A sentença (título judicial) deve ser protestada também para poder oferecer o pedido de falência. Pode requerer a falência com base no art. 1o do decr. Lei. (hipótese mais comum no pedido de falência – impontualidade injustificada) Mas também pelo art. 2o do decr. Lei. A prova da impontualidade é sempre o protesto do título por falta de pagamento. Qualquer que seja o documento representativo da obrigação a que se refere a impontualidade injustificada, deve ser protestado.

 No processo falimentar existem 02 fases:

1º) Pré-falencial – nesta, não há ainda a SDF (sentença declaratória de falência) e geralmente não é concursal, ou seja, é devedor e credor.

2º) Falencial- aqui já há a SDF, e é execução concursal.

  1. habilitação dos créditos

  2. arrecadação dos bens

  3. rateio entre os credores (em função, sempre, da classificação dos créditos)

No processo falimentar, é peculiar a distinção e ordem de pagamento dos créditos. Os credores são divididos em categorias. Ex.: crédito trabalhista é o primeiro da categoria.

Art. 2o da Lei Falimentar

Atos de falência – Os atos de falência tipificam condutas que, em geral, são as de empresários em insolvência econômica. Não se exige, contudo, para a decretação da falência, a demonstração do estado patrimonial de insolvência. É suficiente a prova de que o devedor incorreu na conduta titpificada.

As hipóteses deste art. 2o Independem do vencimento!!!

Independem também, por óbvio, do protesto do título!!!

 São Atos da Falência:

a) Execução frustrada – A sociedade empresária devedora que, executada, não paga, não deposita, nem nomeia bens à penhora no prazo legal pratica ato de falência. Trata-se da hipótese mais usual de pedido de falência, tirante os fundados na impontualidade;

b) Liquidação precipitada – Incorre nesta hipótese legal a sociedade empresária que liquida seu negócio de forma abrupta, isto é, vende os bens do ativo não circulante indispensáveis à exploração da atividade (mobiliários, máquinas, veículos, etc.), sem reposição, deixando de observar as regras atinentes à dissolução.

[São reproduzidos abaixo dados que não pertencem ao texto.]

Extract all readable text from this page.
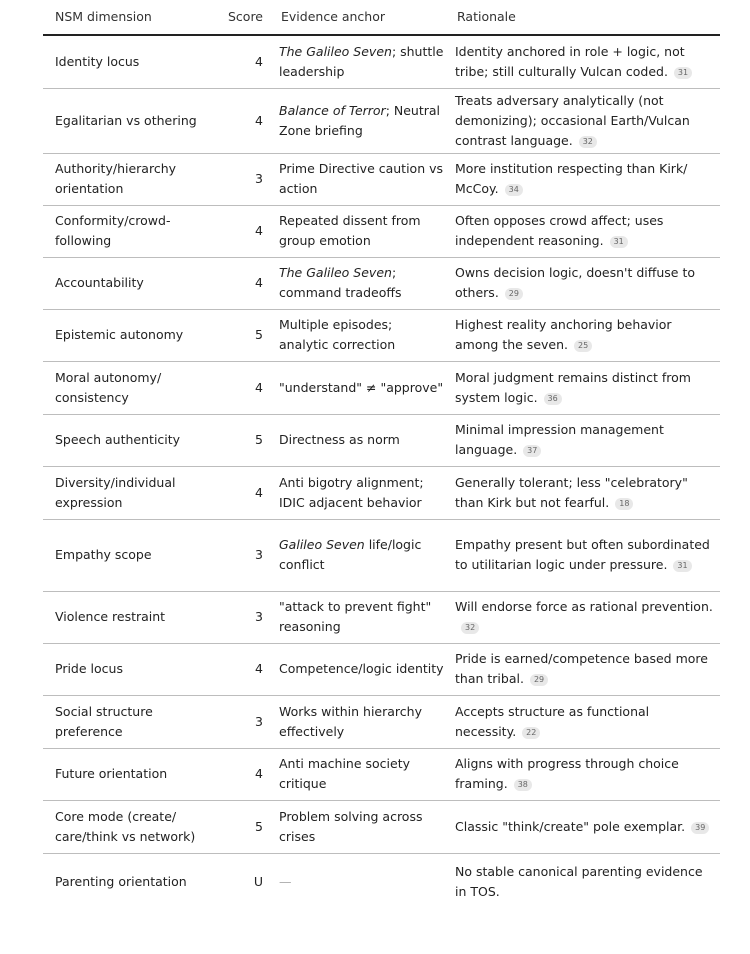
NSM dimension	Score	Evidence anchor	Rationale
Identity locus	4	The Galileo Seven; shuttle leadership	Identity anchored in role + logic, not tribe; still culturally Vulcan coded. 31
Egalitarian vs othering	4	Balance of Terror; Neutral Zone briefing	Treats adversary analytically (not demonizing); occasional Earth/Vulcan contrast language. 32
Authority/hierarchy orientation	3	Prime Directive caution vs action	More institution respecting than Kirk/ McCoy. 34
Conformity/crowd-following	4	Repeated dissent from group emotion	Often opposes crowd affect; uses independent reasoning. 31
Accountability	4	The Galileo Seven; command tradeoffs	Owns decision logic, doesn't diffuse to others. 29
Epistemic autonomy	5	Multiple episodes; analytic correction	Highest reality anchoring behavior among the seven. 25
Moral autonomy/ consistency	4	"understand" ≠ "approve"	Moral judgment remains distinct from system logic. 36
Speech authenticity	5	Directness as norm	Minimal impression management language. 37
Diversity/individual expression	4	Anti bigotry alignment; IDIC adjacent behavior	Generally tolerant; less "celebratory" than Kirk but not fearful. 18
Empathy scope	3	Galileo Seven life/logic conflict	Empathy present but often subordinated to utilitarian logic under pressure. 31
Violence restraint	3	"attack to prevent fight" reasoning	Will endorse force as rational prevention.32
Pride locus	4	Competence/logic identity	Pride is earned/competence based more than tribal. 29
Social structure preference	3	Works within hierarchy effectively	Accepts structure as functional necessity. 22
Future orientation	4	Anti machine society critique	Aligns with progress through choice framing. 38
Core mode (create/ care/think vs network)	5	Problem solving across crises	Classic "think/create" pole exemplar. 39
Parenting orientation	U	—	No stable canonical parenting evidence in TOS.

c) Convocação de credores – A hipótese cuida da chamada concordata extrajudicial, ou seja, a formulação pela sociedade empresária de proposta dirigida aos credores em geral, no sentido de lhe concederem dilação do prazo de pagamento ou remissão parcial do valor das dívidas.

d) Negócio simulado – Se a sociedade empresária retardar pagamentos ou fraudar credores por meio de negócio simulado, ou, ainda, alienar, parcialmente ou totalmente, elementos do seu ativo não circulante, está incorrendo em comportamento definido como ato de falência.

e) Alienação irregular de estabelecimento – A sociedade empresarial que vende o seu estabelecimento sem o consentimento dos credores, salvo se conservar, no patrimônio bens suficientes para responder pelo passivo, está exposta à decretação da quebra, por ter incorrido em conduta característica de ato de falência.

f) Garantia real – Para a caracterização desta hipótese de ato de falência, a instituição de garantia real (hipoteca, penhor, caução de títulos, etc.) pela sociedade empresária em favor de um de seus credores deve operar-se posteriormente à constituição do crédito.

g) Abandono do estabelecimento empresarial – O abandono do estabelecimento empresarial por parte do representante legal da sociedade devedora importa caracterização de ato de falência.